CountessVonBoobs · 01/03/2019 14:59

There is actually research to show that men who have at least one son are less likely to leave a marriage than men who only have daughters. Make of that what you will.

Omzlas · 01/03/2019 15:02

What a load of bollocks

My DH is from a culture where boys are usually coveted and yearned for (as daughters move out of the home and don't contribute, whereas boys stay, earn, contribute etc) and he couldn't love our DD any more than he does. He's wrapped around her little finger. He loves our DS equally though, even if DS is too young to pull the puppy dog eye look off

HoppityFrog3 · 01/03/2019 15:30

@CountessVonBoobs

There is actually research to show that men who have at least one son are less likely to leave a marriage than men who only have daughters. Make of that what you will.

Hmm yeah I heard that. I read it in the same place where it said a couple with pet cats, is more likely to stay together and remain faithful to each other,, than those couples who have pet hamsters.

But if you have a pet gerbil, your male partner is more likely to cheat on your with a goat.

HoppityFrog3 · 01/03/2019 15:31

@CountessVonBoobs

There is actually research to show that men who have at least one son are less likely to leave a marriage than men who only have daughters. Make of that what you will.

Hmm yeah I heard that. I read it in the same place where it said a couple with pet cats, is more likely to stay together and remain faithful to each other,, than those couples who have pet hamsters.

But if you have a pet gerbil, your male partner is more likely to cheat on you with a goat.

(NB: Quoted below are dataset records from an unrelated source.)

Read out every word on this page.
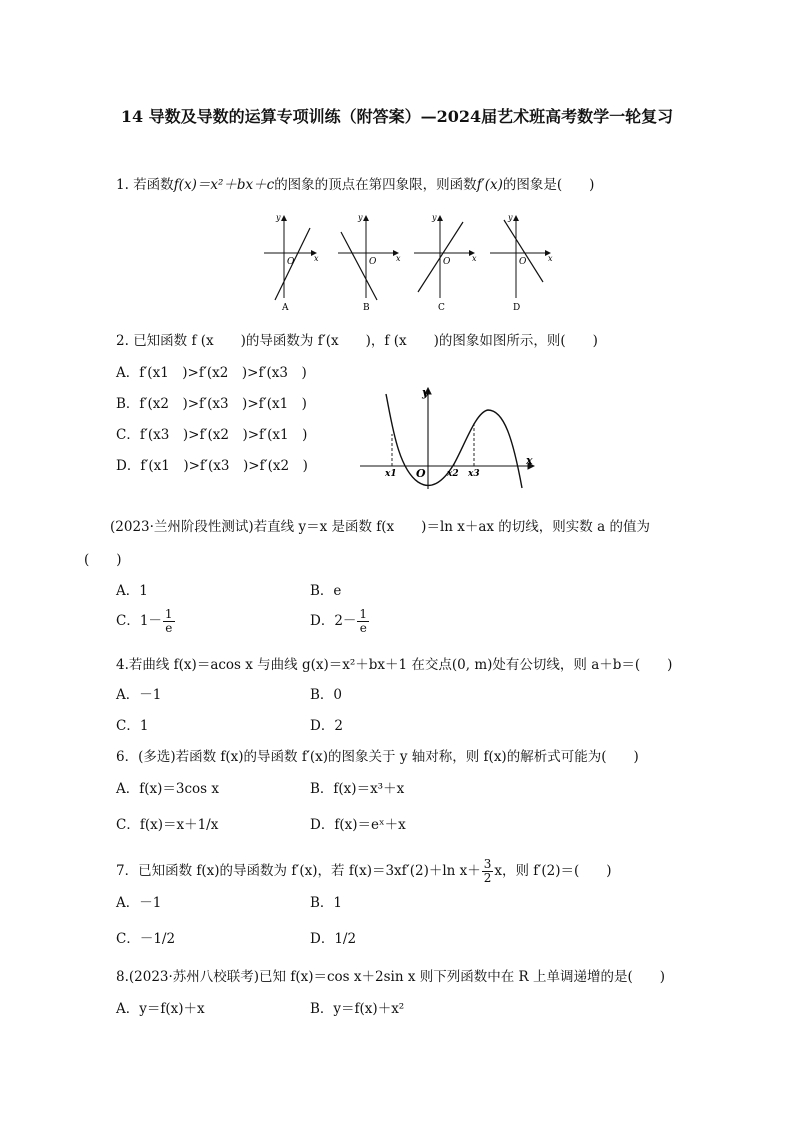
14 导数及导数的运算专项训练（附答案）—2024届艺术班高考数学一轮复习
1. 若函数f(x)＝x²＋bx＋c的图象的顶点在第四象限，则函数f′(x)的图象是(　　)
y
x
O
A
y
x
O
B
y
x
O
C
y
x
O
D
2. 已知函数 f (x　　)的导函数为 f′(x　　)，f (x　　)的图象如图所示，则(　　)
A．f′(x1　)>f′(x2　)>f′(x3　)
B．f′(x2　)>f′(x3　)>f′(x1　)
C．f′(x3　)>f′(x2　)>f′(x1　)
D．f′(x1　)>f′(x3　)>f′(x2　)
y
x
O
x1	x2 x3
(2023·兰州阶段性测试)若直线 y＝x 是函数 f(x　　)＝ln x＋ax 的切线，则实数 a 的值为
(　　)
A．1	B．e
C．$1- \frac{1}{e}$	D．$2- \frac{1}{e}$
4.若曲线 f(x)＝acos x 与曲线 g(x)＝x²＋bx＋1 在交点(0, m)处有公切线，则 a＋b＝(　　)
A．－1	B．0
C．1	D．2
6．(多选)若函数 f(x)的导函数 f′(x)的图象关于 y 轴对称，则 f(x)的解析式可能为(　　)
A．f(x)＝3cos x	B．f(x)＝x³＋x
C．f(x)＝x＋1/x	D．f(x)＝eˣ＋x
7．已知函数 f(x)的导函数为 f′(x)，若 f(x)＝3xf′(2)＋ln $x+ \frac{3}{2}$ x，则 f′(2)＝(　　)
A．－1	B．1
C．－1/2	D．1/2
8.(2023·苏州八校联考)已知 f(x)＝cos x＋2sin x 则下列函数中在 R 上单调递增的是(　　)
A．y＝f(x)＋x	B．y＝f(x)＋x²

stairway · 01/03/2019 15:33

Some people definitely have a gender preference. There is a reason why there are many more boys in India than girls. However white often fathers and daughters have the better bond as there is no pressure on the relationship.

KrazyKatlady · 01/03/2019 15:42

When i was pregnant with Ds several members of Ohs family told me (more than once) that they hoped it would be a boy or "it would be lovely if it was a boy" . Like there was anything i could do about it!!🙄 (i was almost hoping for a girl just to annoy them!)

TinklyLittleLaugh · 01/03/2019 15:45

We have two of each and I’d stake my life on him loving them all equally.

I know quite a few men with fairly abrasive, antler clashing type relationships with their young adult sons. So much so that I have at times thought DH and DS1’s fantastic relationship a bit unusual and weird.

YouBumder · 01/03/2019 15:47

But if you have a pet gerbil, your male partner is more likely to cheat on you with a goat.

Grin
Wearywithteens · 01/03/2019 15:47

This reply has been withdrawn

This has been withdrawn at the poster's request.

CountessVonBoobs · 01/03/2019 15:51

www.1843magazine.com/features/its-a-boy-thing

movinonup · 01/03/2019 16:14

Your friend's husband is a dick!

My STBXH seems to dislike our Son a great deal. It is why I left him when DS was 3.